Leaning back, I slipped off my sandal and ran my foot up Jake's leg, causing his erection to bounce in his pants. "No, silly. I'm going to send them copies of me. I knew these dirty old geezers weren't going to go down without a fight, so as soon as I got back to Chicago, I contacted Legends. In a couple of hours, The Big D is going to receive a large shipment of... me!" I said, laughing. "But first, I'm going to buy a half dozen head--or should I say tail?-- of the hottest slave pussy in Dallas."

"Sounds like you got everything all figured out," he said.

"Of course, I do, you silly boy," I said, taking my foot off his thigh and slipping it back into the sandal. "You expected any less?"

"You said something about an investment?" Jake said.

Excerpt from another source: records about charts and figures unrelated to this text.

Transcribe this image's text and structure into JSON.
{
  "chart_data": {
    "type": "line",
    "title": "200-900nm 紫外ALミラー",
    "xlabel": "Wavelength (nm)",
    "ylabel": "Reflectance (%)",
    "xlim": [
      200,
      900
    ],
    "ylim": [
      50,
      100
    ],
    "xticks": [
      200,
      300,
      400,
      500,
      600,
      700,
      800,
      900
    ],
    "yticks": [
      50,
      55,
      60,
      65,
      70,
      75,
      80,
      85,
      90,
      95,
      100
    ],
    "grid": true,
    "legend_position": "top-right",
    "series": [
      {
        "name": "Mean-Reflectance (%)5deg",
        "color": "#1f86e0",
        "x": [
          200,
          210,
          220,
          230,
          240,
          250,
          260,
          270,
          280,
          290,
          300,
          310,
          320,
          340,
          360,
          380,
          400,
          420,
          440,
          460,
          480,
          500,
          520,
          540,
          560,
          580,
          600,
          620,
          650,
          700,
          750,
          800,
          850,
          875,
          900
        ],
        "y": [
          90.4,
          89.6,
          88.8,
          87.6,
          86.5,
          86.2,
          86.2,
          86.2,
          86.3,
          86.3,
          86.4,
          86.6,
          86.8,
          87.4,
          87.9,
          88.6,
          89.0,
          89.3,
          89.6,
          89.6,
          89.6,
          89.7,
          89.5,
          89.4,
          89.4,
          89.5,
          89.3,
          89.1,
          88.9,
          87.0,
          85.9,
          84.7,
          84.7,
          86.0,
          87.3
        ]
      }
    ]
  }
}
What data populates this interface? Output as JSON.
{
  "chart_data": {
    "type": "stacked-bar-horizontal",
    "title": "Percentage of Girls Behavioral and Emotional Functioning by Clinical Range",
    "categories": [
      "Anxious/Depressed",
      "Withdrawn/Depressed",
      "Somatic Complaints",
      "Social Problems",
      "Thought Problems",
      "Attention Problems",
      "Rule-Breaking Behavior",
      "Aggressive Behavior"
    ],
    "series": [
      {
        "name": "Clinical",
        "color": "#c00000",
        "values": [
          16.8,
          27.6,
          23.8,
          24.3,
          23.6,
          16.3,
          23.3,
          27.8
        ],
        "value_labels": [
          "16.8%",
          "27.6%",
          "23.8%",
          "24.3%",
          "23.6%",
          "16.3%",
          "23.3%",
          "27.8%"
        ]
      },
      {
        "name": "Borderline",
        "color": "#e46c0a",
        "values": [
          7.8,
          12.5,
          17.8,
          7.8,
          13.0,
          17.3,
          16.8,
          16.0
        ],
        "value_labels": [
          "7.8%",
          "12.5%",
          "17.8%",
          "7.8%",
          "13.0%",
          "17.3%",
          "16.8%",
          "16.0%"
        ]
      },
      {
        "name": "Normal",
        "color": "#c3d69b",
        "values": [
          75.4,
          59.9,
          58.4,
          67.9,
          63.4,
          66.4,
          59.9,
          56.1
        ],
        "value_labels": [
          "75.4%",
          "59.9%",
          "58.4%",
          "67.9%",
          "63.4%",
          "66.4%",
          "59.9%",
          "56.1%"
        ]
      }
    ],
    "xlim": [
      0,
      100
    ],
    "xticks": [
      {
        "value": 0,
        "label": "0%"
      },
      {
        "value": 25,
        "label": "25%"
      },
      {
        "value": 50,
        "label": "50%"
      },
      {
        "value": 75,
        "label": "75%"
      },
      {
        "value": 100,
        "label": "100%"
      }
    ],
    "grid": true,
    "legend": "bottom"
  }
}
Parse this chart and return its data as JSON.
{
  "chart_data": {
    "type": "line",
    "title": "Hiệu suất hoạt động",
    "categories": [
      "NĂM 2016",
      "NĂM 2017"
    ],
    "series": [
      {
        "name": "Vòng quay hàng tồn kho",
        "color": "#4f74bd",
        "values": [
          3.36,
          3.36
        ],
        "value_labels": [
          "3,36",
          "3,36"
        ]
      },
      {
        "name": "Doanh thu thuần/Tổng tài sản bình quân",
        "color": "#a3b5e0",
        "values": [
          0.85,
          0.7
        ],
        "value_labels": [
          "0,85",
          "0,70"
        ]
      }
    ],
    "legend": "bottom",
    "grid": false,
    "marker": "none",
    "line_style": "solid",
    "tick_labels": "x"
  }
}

Reaching into my bag I pulled out a large portfolio. "As you may know, there's a burgeoning futures market in slave girls. I plan on becoming a major player in that market, on the finance end, and you're going to help me do it."

"The Union Stock Yards?" Jake said, looking at the portfolio title. "I don't get it."

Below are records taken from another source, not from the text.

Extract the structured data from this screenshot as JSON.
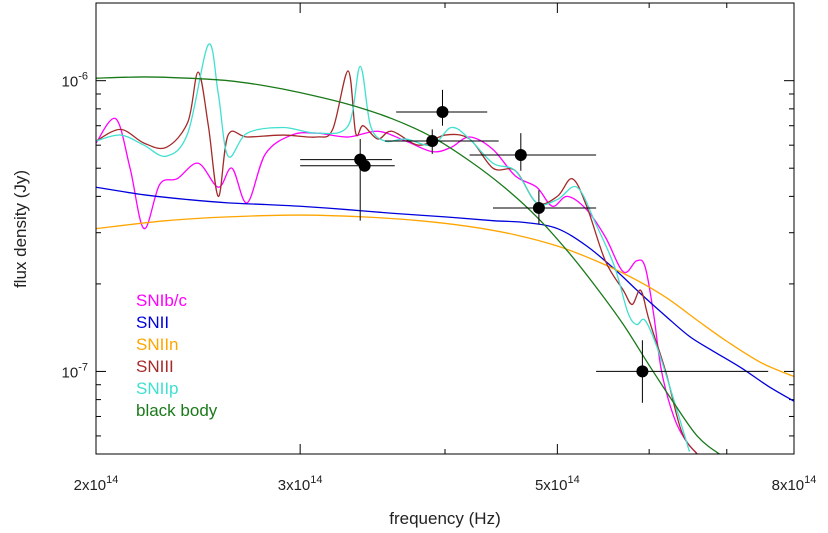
{
  "chart_data": {
    "type": "line",
    "xlabel": "frequency (Hz)",
    "ylabel": "flux density (Jy)",
    "xscale": "log",
    "yscale": "log",
    "xlim": [
      200000000000000.0,
      800000000000000.0
    ],
    "ylim": [
      5.2e-08,
      1.85e-06
    ],
    "grid": false,
    "legend_position": "bottom-left",
    "x_ticks": [
      {
        "value": 200000000000000.0,
        "label": "2x10",
        "exp": "14"
      },
      {
        "value": 300000000000000.0,
        "label": "3x10",
        "exp": "14"
      },
      {
        "value": 500000000000000.0,
        "label": "5x10",
        "exp": "14"
      },
      {
        "value": 800000000000000.0,
        "label": "8x10",
        "exp": "14"
      }
    ],
    "y_ticks": [
      {
        "value": 1e-06,
        "label": "10",
        "exp": "-6"
      },
      {
        "value": 1e-07,
        "label": "10",
        "exp": "-7"
      }
    ],
    "series": [
      {
        "name": "SNIb/c",
        "color": "#ff00ff",
        "x": [
          200000000000000.0,
          208000000000000.0,
          214000000000000.0,
          220000000000000.0,
          227000000000000.0,
          235000000000000.0,
          245000000000000.0,
          255000000000000.0,
          262000000000000.0,
          270000000000000.0,
          280000000000000.0,
          295000000000000.0,
          310000000000000.0,
          330000000000000.0,
          350000000000000.0,
          370000000000000.0,
          390000000000000.0,
          405000000000000.0,
          420000000000000.0,
          440000000000000.0,
          460000000000000.0,
          480000000000000.0,
          495000000000000.0,
          510000000000000.0,
          530000000000000.0,
          550000000000000.0,
          570000000000000.0,
          585000000000000.0,
          595000000000000.0,
          605000000000000.0,
          615000000000000.0,
          630000000000000.0,
          645000000000000.0,
          660000000000000.0
        ],
        "y": [
          6.1e-07,
          7.4e-07,
          5e-07,
          3.1e-07,
          4.4e-07,
          4.6e-07,
          5.2e-07,
          4.3e-07,
          5e-07,
          3.8e-07,
          5.6e-07,
          6.5e-07,
          6.6e-07,
          6.4e-07,
          6.7e-07,
          6.2e-07,
          5.7e-07,
          5.9e-07,
          6.4e-07,
          5.8e-07,
          4.7e-07,
          4.3e-07,
          3.7e-07,
          4e-07,
          3.6e-07,
          2.9e-07,
          2.2e-07,
          2.4e-07,
          2.3e-07,
          1.6e-07,
          1e-07,
          7e-08,
          5.8e-08,
          5.2e-08
        ]
      },
      {
        "name": "SNII",
        "color": "#0000dd",
        "x": [
          200000000000000.0,
          220000000000000.0,
          240000000000000.0,
          260000000000000.0,
          280000000000000.0,
          300000000000000.0,
          330000000000000.0,
          360000000000000.0,
          400000000000000.0,
          440000000000000.0,
          470000000000000.0,
          500000000000000.0,
          530000000000000.0,
          560000000000000.0,
          590000000000000.0,
          620000000000000.0,
          650000000000000.0,
          680000000000000.0,
          720000000000000.0,
          760000000000000.0,
          800000000000000.0
        ],
        "y": [
          4.3e-07,
          4.05e-07,
          3.9e-07,
          3.8e-07,
          3.75e-07,
          3.7e-07,
          3.6e-07,
          3.5e-07,
          3.4e-07,
          3.3e-07,
          3.25e-07,
          3.1e-07,
          2.7e-07,
          2.25e-07,
          1.85e-07,
          1.55e-07,
          1.32e-07,
          1.18e-07,
          1.03e-07,
          8.9e-08,
          7.9e-08
        ]
      },
      {
        "name": "SNIIn",
        "color": "#ffa500",
        "x": [
          200000000000000.0,
          230000000000000.0,
          260000000000000.0,
          300000000000000.0,
          340000000000000.0,
          380000000000000.0,
          420000000000000.0,
          460000000000000.0,
          500000000000000.0,
          540000000000000.0,
          580000000000000.0,
          620000000000000.0,
          660000000000000.0,
          700000000000000.0,
          750000000000000.0,
          800000000000000.0
        ],
        "y": [
          3.1e-07,
          3.3e-07,
          3.4e-07,
          3.45e-07,
          3.4e-07,
          3.3e-07,
          3.15e-07,
          2.95e-07,
          2.7e-07,
          2.4e-07,
          2.1e-07,
          1.8e-07,
          1.5e-07,
          1.27e-07,
          1.07e-07,
          9.6e-08
        ]
      },
      {
        "name": "SNIII",
        "color": "#a52a2a",
        "x": [
          200000000000000.0,
          210000000000000.0,
          220000000000000.0,
          230000000000000.0,
          240000000000000.0,
          245000000000000.0,
          250000000000000.0,
          255000000000000.0,
          260000000000000.0,
          270000000000000.0,
          290000000000000.0,
          310000000000000.0,
          320000000000000.0,
          330000000000000.0,
          335000000000000.0,
          340000000000000.0,
          350000000000000.0,
          360000000000000.0,
          380000000000000.0,
          400000000000000.0,
          420000000000000.0,
          440000000000000.0,
          460000000000000.0,
          480000000000000.0,
          500000000000000.0,
          515000000000000.0,
          530000000000000.0,
          550000000000000.0,
          570000000000000.0,
          580000000000000.0,
          590000000000000.0,
          600000000000000.0,
          620000000000000.0,
          640000000000000.0,
          660000000000000.0
        ],
        "y": [
          6.2e-07,
          6.8e-07,
          6.1e-07,
          5.9e-07,
          7.2e-07,
          1.07e-06,
          7e-07,
          4e-07,
          6.5e-07,
          6.4e-07,
          6.5e-07,
          6.4e-07,
          6.8e-07,
          1.08e-06,
          6.6e-07,
          7e-07,
          6.3e-07,
          6.7e-07,
          6e-07,
          6.5e-07,
          6.3e-07,
          5e-07,
          4.9e-07,
          3.8e-07,
          4e-07,
          4.6e-07,
          3.7e-07,
          2.4e-07,
          1.9e-07,
          1.7e-07,
          1.9e-07,
          1.5e-07,
          1e-07,
          6.2e-08,
          5.2e-08
        ]
      },
      {
        "name": "SNIIp",
        "color": "#40e0d0",
        "x": [
          200000000000000.0,
          210000000000000.0,
          220000000000000.0,
          230000000000000.0,
          240000000000000.0,
          250000000000000.0,
          255000000000000.0,
          260000000000000.0,
          270000000000000.0,
          290000000000000.0,
          310000000000000.0,
          330000000000000.0,
          338000000000000.0,
          345000000000000.0,
          355000000000000.0,
          370000000000000.0,
          390000000000000.0,
          405000000000000.0,
          420000000000000.0,
          440000000000000.0,
          460000000000000.0,
          480000000000000.0,
          500000000000000.0,
          520000000000000.0,
          540000000000000.0,
          560000000000000.0,
          575000000000000.0,
          585000000000000.0,
          595000000000000.0,
          610000000000000.0,
          630000000000000.0,
          650000000000000.0
        ],
        "y": [
          6.2e-07,
          6.5e-07,
          6e-07,
          5.5e-07,
          6.6e-07,
          1.33e-06,
          9e-07,
          5.5e-07,
          6.6e-07,
          6.9e-07,
          6.6e-07,
          7e-07,
          1.12e-06,
          7e-07,
          6.2e-07,
          6.3e-07,
          6e-07,
          6.9e-07,
          6.3e-07,
          5.2e-07,
          4.9e-07,
          3.8e-07,
          3.9e-07,
          4.3e-07,
          3.2e-07,
          2.3e-07,
          1.6e-07,
          1.45e-07,
          1.5e-07,
          1.2e-07,
          8e-08,
          5.3e-08
        ]
      },
      {
        "name": "black body",
        "color": "#1a7a1a",
        "x": [
          200000000000000.0,
          220000000000000.0,
          240000000000000.0,
          260000000000000.0,
          280000000000000.0,
          300000000000000.0,
          330000000000000.0,
          360000000000000.0,
          390000000000000.0,
          420000000000000.0,
          450000000000000.0,
          480000000000000.0,
          510000000000000.0,
          540000000000000.0,
          570000000000000.0,
          600000000000000.0,
          630000000000000.0,
          660000000000000.0,
          690000000000000.0,
          720000000000000.0
        ],
        "y": [
          1.02e-06,
          1.03e-06,
          1.02e-06,
          1e-06,
          9.6e-07,
          9.1e-07,
          8.3e-07,
          7.4e-07,
          6.4e-07,
          5.3e-07,
          4.3e-07,
          3.4e-07,
          2.6e-07,
          1.95e-07,
          1.45e-07,
          1.05e-07,
          7.8e-08,
          6e-08,
          5.2e-08,
          4.8e-08
        ]
      }
    ],
    "points": [
      {
        "x": 338000000000000.0,
        "y": 5.35e-07,
        "xerr": [
          300000000000000.0,
          360000000000000.0
        ],
        "yerr": [
          3.3e-07,
          6.3e-07
        ]
      },
      {
        "x": 341000000000000.0,
        "y": 5.1e-07,
        "xerr": [
          300000000000000.0,
          362000000000000.0
        ],
        "yerr": null
      },
      {
        "x": 390000000000000.0,
        "y": 6.2e-07,
        "xerr": [
          355000000000000.0,
          445000000000000.0
        ],
        "yerr": [
          5.6e-07,
          6.8e-07
        ]
      },
      {
        "x": 398000000000000.0,
        "y": 7.8e-07,
        "xerr": [
          363000000000000.0,
          435000000000000.0
        ],
        "yerr": [
          7e-07,
          9.3e-07
        ]
      },
      {
        "x": 465000000000000.0,
        "y": 5.55e-07,
        "xerr": [
          420000000000000.0,
          540000000000000.0
        ],
        "yerr": [
          4.9e-07,
          6.6e-07
        ]
      },
      {
        "x": 482000000000000.0,
        "y": 3.65e-07,
        "xerr": [
          440000000000000.0,
          540000000000000.0
        ],
        "yerr": [
          3.2e-07,
          4.2e-07
        ]
      },
      {
        "x": 592000000000000.0,
        "y": 1e-07,
        "xerr": [
          540000000000000.0,
          760000000000000.0
        ],
        "yerr": [
          7.8e-08,
          1.28e-07
        ]
      }
    ]
  }
}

"Carl Sandburg called Chicago "The Hog Butcher to the World," and the Union Stockyards was the largest livestock facility in the world. The neighborhood it used to be in is called Back of The Yards, and it's fallen on hard times. I'm making arrangements to condemn the land to transform it back into a livestock facility for handling all the girls we're going to be trading on the Chicago Board of Trade. I want to run it like a real livestock yard, only with slaves instead of cows."

"Sort of like The Big D," Jake said, putting it together.

"Exactly, like The Big D, only much larger, and much better capitalized. What do you say, Jake? Ready to move up to the big time?"

Jake was more than ready, and when he saw the size and scope of my proposal, I thought he was going to stain the front of his pants. "Are these numbers in the back real?"

"Absolutely. You're in the operations end, and that's important, but you make the money on Wall Street by moving money, not goods. Chicago is still the country's rail hub, and once we start hedging slave girls by hedging them and moving them around like rail cars of wheat we can start making some real money. I'm already in touch with Natalie Mortellaro at Southwest Shipping and I'm talking to her about rail, truck, and air shipping logistics. She's a smart girl, and she's all in."

"I don't understand much about futures and options, and all that finance stuff," Jake said, scratching his head.

"That's why I'm here," I said, smiling. "Jake, this is going to be the beginning of a beautiful friendship."

It was quite amusing, actually, seeing the man who had been ogling my body now groveling at my feet at the promise of untold riches. I smiled, relishing the power only money can buy.